To find the smallest number, we start systematically with A equals 1. For A equals 1, we need 1 plus B to be divisible by 3, so B can be 2, 5, or 8. This gives us three candidates: 1122, 1155, and 1188. Since we want the smallest, we check 1122 first. Let's verify: 1122 divided by 33 equals 34 with no remainder. We can double-check: 34 times 33 equals 1122. For divisibility rules: the sum of digits is 1 plus 1 plus 2 plus 2 equals 6, which is divisible by 3. The alternating sum is 1 minus 1 plus 2 minus 2 equals 0, which is divisible by 11. Therefore, 1122 is indeed divisible by 33 and is our answer.

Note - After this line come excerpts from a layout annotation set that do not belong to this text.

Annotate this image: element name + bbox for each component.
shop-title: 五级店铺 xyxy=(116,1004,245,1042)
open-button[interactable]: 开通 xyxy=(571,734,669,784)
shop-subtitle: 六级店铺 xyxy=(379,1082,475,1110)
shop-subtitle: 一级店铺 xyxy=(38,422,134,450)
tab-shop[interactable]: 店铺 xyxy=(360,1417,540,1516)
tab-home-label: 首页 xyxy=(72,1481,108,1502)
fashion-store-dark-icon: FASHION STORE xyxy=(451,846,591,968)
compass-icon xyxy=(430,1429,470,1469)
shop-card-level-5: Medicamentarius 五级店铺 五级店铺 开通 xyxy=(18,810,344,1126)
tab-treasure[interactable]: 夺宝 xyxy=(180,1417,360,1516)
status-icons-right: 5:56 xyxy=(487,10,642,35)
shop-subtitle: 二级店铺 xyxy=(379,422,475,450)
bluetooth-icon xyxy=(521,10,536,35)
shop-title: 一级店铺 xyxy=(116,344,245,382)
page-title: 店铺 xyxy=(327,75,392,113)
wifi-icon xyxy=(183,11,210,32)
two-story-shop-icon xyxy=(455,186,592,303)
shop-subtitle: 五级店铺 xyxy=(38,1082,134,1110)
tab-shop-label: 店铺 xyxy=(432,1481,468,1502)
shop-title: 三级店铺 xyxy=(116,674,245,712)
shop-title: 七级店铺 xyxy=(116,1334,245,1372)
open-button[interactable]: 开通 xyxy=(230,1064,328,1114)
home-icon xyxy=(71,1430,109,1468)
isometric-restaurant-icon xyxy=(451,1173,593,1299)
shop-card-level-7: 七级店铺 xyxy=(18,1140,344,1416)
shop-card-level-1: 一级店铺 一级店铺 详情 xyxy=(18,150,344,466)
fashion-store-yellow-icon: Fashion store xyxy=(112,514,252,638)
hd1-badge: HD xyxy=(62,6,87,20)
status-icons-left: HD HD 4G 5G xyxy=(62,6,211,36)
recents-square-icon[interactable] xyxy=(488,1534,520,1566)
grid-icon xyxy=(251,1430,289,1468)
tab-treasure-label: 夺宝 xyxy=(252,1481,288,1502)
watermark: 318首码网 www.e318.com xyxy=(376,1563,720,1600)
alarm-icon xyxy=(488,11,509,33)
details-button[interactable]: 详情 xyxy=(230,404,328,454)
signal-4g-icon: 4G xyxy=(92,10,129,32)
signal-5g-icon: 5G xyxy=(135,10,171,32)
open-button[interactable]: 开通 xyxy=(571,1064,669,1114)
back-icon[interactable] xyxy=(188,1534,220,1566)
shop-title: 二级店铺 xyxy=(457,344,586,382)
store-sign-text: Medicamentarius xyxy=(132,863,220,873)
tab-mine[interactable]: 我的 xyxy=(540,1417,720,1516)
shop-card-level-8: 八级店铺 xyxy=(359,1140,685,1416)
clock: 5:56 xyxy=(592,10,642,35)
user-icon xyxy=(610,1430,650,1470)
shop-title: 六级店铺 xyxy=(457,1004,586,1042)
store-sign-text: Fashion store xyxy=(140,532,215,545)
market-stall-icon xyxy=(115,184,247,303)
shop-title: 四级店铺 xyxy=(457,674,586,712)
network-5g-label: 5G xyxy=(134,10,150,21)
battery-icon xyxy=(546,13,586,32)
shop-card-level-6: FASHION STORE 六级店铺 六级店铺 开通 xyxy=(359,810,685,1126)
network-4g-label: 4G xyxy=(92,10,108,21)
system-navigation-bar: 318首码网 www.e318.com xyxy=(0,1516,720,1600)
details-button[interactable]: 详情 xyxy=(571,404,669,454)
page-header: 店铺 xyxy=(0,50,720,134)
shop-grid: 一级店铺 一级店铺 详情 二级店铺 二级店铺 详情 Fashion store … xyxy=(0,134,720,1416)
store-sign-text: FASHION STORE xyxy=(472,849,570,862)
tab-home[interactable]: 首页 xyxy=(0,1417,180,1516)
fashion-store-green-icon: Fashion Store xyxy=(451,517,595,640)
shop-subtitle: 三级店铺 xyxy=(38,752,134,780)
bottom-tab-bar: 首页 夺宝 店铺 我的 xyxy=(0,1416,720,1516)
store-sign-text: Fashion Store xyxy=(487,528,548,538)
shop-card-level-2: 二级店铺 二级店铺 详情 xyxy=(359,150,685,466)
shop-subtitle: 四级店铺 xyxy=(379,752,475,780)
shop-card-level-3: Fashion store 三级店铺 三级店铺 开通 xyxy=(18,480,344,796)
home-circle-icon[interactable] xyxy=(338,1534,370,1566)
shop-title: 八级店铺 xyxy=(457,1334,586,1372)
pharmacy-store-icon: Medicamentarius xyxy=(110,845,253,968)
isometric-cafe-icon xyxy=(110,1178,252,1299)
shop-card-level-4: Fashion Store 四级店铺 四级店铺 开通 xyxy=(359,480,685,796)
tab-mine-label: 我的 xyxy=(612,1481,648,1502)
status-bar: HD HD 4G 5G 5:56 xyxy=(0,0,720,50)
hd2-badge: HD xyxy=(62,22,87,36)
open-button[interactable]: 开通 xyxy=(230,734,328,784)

Let's perform a complete verification of our answer 1122. First, the division check: 1122 divided by 33 equals 34 with remainder 0. We can verify this by calculating 34 times 33: that's 34 times 30 plus 34 times 3, which equals 1020 plus 102, giving us 1122. Next, let's check the divisibility rules. For divisibility by 3, the sum of digits is 1 plus 1 plus 2 plus 2 equals 6, and 6 divided by 3 equals 2, so it's divisible by 3. For divisibility by 11, the alternating sum is 1 minus 1 plus 2 minus 2 equals 0, and 0 divided by 11 equals 0, so it's divisible by 11. Therefore, our complete solution process confirms that 1122 is the smallest 4-digit number of the form AABB that is divisible by 33.